Hava çok güzeldi.Serin bir esinti ve gün ışığı eşliğinde yürüyorduk.Sonunda benim üniversiteme vardık.
-Hadi kanka bana eyvallah gidiyorum,-dedi Deniz,-dikkatli ol tamammı?
-Tamam,-dedim
gülümseyerek.Derin bir nefes alıp etrafıma baktım.Her şey çok güzeldi.Bir sürü insan vardı.Büyük ihtimal onlarda en az benim kadar heyecanlıydılar.Yürüyerek üniversitenin ön kapısından içeri girdim.Gerçek miydi bu?Şu an gerçekten buradamıydım?Hayal gibi geliyo ama gerçek.Ders odasının yerini öyrenip oraya doğru yola koyuldum.İçeri girip orta sıralardan birine geçtim.Duyduğuma göre ilk ders bioloji.Hadi yine iyiyim.En sevdiyim dersle başlıyordum buradakı ilk günüme.Kapının çalınmasıyla her kes şaşkın şaşkın bakmaya başladı.Içeri sarışın,genç ve 1.80 boylarında biri girdi.Galiba bioloji hocamız bu adamdı."Acaba neden kapıyı çalıp içeri girdi?" diye düşünürken bir çoçuk ayağa kalkıp "Hocam niye kapıyı çaldınız?" diye sordu.Hoca "Ilk olarak "Merhaba" demeni beklerdim" dedi ciddi bir ses tonuyla.Çoçuk utanarak "Pardon" dedi.Her kes hocanın ne diyeceyini merakla bekliyodu.Çok geçmeden cevap verdi:"Siz gençlerin ne zaman ne yapacağı belli olmaz,onun için kapıyı çalıp girdim" dedi yine aynı ciddilikle.Sınıfdan kıkırtı sesleri gelmeye başladı.Açık sözlü insan görmüşdüm ama bu kadarına da pes artık.Hoca profösyonel bir şekilde dersi anlatdıkdan sonra bir soru sordu:
-Madem tıpda okuyorsunuz o zaman size bir soru.En iyi ilaç nedir?

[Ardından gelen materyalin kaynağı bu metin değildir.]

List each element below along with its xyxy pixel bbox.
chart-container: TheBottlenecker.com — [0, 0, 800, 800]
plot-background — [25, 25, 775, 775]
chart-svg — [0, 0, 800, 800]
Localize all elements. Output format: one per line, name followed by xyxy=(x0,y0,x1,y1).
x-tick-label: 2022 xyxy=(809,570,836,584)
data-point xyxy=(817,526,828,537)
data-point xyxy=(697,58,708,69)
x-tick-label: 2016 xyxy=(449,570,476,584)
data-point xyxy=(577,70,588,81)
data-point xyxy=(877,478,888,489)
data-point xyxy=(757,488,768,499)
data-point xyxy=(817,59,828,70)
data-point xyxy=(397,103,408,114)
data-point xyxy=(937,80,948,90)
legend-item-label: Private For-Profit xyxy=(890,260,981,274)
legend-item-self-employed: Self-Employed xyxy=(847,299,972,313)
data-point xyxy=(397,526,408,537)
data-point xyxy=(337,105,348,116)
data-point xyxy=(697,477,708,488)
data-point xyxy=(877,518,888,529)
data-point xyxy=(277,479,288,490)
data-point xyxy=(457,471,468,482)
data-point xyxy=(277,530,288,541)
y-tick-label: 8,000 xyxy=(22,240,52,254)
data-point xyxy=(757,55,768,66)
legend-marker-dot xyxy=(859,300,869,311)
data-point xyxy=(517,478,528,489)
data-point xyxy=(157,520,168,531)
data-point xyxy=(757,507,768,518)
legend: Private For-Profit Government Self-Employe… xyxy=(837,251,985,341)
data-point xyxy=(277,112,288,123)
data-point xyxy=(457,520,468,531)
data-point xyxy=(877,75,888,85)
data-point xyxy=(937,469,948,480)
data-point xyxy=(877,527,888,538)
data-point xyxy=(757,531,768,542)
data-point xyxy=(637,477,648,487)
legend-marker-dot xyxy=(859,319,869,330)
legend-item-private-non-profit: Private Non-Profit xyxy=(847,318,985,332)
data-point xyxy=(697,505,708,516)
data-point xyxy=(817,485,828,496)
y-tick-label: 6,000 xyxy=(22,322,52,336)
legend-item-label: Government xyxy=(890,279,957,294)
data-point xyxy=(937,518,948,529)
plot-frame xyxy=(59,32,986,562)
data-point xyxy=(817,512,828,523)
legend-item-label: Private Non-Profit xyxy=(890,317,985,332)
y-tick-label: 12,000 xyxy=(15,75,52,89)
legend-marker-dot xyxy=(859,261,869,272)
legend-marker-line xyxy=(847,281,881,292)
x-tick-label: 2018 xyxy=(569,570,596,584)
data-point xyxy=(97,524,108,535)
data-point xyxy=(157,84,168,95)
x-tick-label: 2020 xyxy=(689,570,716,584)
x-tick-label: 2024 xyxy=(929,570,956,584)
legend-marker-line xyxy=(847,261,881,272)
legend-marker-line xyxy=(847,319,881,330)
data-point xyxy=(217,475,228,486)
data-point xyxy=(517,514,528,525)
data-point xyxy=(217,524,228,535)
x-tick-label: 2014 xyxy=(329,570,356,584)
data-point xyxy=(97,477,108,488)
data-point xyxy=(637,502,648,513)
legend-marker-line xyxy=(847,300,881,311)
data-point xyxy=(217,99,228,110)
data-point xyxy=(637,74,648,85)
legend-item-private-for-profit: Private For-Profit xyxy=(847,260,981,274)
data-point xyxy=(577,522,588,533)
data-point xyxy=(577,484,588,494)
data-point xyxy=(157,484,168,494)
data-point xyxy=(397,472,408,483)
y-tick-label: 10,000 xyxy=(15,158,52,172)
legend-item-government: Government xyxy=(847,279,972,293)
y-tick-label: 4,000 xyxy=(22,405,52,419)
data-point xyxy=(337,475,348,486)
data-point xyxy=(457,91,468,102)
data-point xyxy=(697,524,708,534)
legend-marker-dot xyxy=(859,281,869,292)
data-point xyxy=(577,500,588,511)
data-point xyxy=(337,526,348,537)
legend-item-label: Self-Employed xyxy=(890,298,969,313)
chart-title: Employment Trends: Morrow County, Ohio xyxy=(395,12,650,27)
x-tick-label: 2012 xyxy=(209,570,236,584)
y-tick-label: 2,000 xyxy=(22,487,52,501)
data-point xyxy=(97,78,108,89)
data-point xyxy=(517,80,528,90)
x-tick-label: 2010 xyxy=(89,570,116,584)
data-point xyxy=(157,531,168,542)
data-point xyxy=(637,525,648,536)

Sınıftan sesler yükselmeye başladı.Kimisi para kimisi eylence diye cevap verdi.Bense sessiz bir şekilde olanlara seyrediyorum.Birden hoca bana bakarak,-"Bu soruya siz cevap vere bilirmisiniz?",-diye sordu.Galiba sessizliğim dikkatini çekmişti.Ayağa kalkıp,-"Evet.Bence en iyi ilaç sevgidir."- diye cevap verdim.Hoca memnun olmuş bir şekilde yüzüme bakıp gülümsedi.Sonra adının Mete olduğunu ve ona adıyla da hitap ede bileceyimizi söyleyip gitdi.Gerçekten biraz garip biriydi.Sırlarla doluydu sanki.Belki genç olduğu için ona adıyla hitap etmemizi istedi.Kim bilir.Diğer dersler de bitdikten sonra Denize mesaj atdım:
-Kanka çıktınmı?
-Evet, hatta üniversitenin önünde bekliyorum.
-Tamam,geliyorum.
Çantamı toplayıb sınıftan çıktım.Denizi ağacın yanında gördüm ve hızlı adımlarla yanına gittim.

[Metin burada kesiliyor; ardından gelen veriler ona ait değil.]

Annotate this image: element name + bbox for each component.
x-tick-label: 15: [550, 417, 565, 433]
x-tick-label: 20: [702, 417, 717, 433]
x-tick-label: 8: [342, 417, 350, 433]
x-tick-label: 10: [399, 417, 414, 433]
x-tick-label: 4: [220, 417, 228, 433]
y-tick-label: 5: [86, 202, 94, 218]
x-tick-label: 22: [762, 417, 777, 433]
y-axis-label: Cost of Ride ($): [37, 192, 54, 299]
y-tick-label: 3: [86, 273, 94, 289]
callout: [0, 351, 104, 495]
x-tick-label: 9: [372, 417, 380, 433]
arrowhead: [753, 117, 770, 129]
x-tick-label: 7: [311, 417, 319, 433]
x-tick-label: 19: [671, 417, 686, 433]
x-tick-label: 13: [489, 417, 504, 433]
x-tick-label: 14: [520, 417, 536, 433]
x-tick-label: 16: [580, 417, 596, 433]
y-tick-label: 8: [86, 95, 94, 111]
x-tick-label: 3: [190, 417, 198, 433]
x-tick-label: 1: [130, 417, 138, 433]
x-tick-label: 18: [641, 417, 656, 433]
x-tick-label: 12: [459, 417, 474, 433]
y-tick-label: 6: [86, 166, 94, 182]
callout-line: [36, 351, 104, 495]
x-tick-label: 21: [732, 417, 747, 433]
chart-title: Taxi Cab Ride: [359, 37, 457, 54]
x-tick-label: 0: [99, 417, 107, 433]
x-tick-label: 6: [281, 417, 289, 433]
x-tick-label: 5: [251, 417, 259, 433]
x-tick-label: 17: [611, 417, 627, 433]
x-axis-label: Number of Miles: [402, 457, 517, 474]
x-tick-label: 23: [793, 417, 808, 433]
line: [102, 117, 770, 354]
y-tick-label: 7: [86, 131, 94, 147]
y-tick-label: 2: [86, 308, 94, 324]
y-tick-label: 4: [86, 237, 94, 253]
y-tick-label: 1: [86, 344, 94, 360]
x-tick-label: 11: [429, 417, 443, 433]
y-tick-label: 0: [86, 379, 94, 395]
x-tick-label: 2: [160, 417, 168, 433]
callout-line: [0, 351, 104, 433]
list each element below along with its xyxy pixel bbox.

-Ilk günün nasıl geçti bakalım ufaklık?
-Ufaklık mı?Sanırım aramızda sadece 4 sm fark var.
-Hala soruma cevap vermedin ufaklık.
-Iyi geçti ufaklık.Sen de nasıldı?
-Tüm ortamlara uyum sağlayan biri olduğum için çok iyi geçti.
-Hı hı eminim öyledir.
Ikimizde gülmeye başladık.
-Açıktıysan pizza yimeye gidelim mi?
-Evet,buna asla hayır demem.
-Biliyorum.
Yemeyimizi yedikten sonra Deniz beni eve kadar bıraktı.

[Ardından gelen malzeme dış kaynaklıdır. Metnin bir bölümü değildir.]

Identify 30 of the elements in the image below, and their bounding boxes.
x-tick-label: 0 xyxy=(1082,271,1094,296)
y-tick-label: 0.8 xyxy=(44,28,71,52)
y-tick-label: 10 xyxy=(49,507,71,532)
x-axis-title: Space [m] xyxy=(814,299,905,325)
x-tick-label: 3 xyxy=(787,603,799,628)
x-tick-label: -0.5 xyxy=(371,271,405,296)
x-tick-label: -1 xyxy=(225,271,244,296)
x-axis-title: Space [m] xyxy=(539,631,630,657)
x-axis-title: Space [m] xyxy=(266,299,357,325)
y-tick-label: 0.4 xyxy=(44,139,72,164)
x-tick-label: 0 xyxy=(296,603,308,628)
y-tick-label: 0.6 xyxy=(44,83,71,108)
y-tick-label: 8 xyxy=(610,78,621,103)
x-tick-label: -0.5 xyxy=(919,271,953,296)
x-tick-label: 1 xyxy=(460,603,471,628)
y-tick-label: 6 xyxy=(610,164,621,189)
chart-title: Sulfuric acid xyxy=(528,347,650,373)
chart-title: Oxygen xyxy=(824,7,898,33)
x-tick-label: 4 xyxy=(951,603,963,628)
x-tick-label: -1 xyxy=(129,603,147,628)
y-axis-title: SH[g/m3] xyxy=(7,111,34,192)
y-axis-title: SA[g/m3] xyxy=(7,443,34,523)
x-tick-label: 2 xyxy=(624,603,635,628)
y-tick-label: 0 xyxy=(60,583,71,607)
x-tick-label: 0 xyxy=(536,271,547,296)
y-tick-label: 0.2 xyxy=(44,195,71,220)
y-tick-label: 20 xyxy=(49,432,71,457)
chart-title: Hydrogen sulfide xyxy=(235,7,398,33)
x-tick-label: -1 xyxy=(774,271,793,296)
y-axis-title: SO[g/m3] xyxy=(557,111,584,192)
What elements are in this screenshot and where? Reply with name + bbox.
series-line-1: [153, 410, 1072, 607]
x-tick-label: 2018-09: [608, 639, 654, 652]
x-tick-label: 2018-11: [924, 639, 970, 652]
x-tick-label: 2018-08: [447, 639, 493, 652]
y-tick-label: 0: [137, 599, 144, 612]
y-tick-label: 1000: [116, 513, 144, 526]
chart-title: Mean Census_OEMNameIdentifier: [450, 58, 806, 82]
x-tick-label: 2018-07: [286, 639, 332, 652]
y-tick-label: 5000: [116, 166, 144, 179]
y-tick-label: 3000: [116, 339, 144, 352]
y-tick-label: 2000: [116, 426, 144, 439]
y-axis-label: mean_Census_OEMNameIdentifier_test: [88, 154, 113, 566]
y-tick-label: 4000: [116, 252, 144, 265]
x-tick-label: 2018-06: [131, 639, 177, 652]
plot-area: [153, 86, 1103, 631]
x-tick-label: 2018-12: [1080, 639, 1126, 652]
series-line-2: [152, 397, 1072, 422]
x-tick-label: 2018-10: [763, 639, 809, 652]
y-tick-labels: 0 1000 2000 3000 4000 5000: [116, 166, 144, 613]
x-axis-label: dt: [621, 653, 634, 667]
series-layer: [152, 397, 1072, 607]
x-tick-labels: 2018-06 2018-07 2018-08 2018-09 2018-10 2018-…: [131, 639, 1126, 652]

-Çok sağol kanka sanada zahmet oldu.
-Lafı bile olmaz, seni yalnız göndermem.Zaten hava da kararmıştı.
-Köpeklere yem olurum diye mi korktun?
-Yok be zaten köpekler seni görünce korkup kaçar,sen korkma diye.
-Pis.
-Hadi üşümeden gir içeri hava baya soğudu.
-Tamam hadi hoşcakal yarın görüşürüz.
El sallayıp gitdi Deniz.Eve gidip kapıyı çaldım.Ayça güler yüzüyle beni karşıladı.
-Hoşgeldin canım.
-Hoşbuldum kuzucuk.
Içeri geçip oturduk.Çok geçmeden Ayça bana soru sordu:
-Ee anlat bakalım, ilk günün nasıl geçti?
-İyi geçti.
-Bu kadarmı?Biraz daha detaya ine bilirmisin.
Ona bioloji dersinde olanları anlattım.
-Vay be hocaya bak.Baya havalıymış.Yakışıklımıydı peki?
-Ne bileyim,normal işte.
-Hmm.Zaten senin bir erkeğe yakışıklı dediğini hiç görmedim.
-Sen de biliyosun o işlerle pek aram yok.Kolay kolay kimseye güvenmiyorum.Kendime güvenmem bile baya zaman aldı.
-Evet biliyorum canım.Bana güvenmen de zaman almışdı.
-Güvendiyime deymiş,-diyerek sarılıp,yüzüne küçük bir öpücük kondurdum.Ayça ve Deniz gibi dostlarım olduğu için çok şanslıyım.Hayatımdan çok memnunum ve bunun için Allaha şükür ediyorum.
Biraz daha sohbet etdikten sonra yataklarımıza girdik.Son kez bugün olanları aklımdan geçirdim.Mete hocanın söyledikleri aklıma geldikçe şaşırıyodum.Açılmamış bir kara kutu gibiydi.Düşüncelerden ayrılıp gözlerimi kapattım ve herzamanki gibi derin uykuya daldım.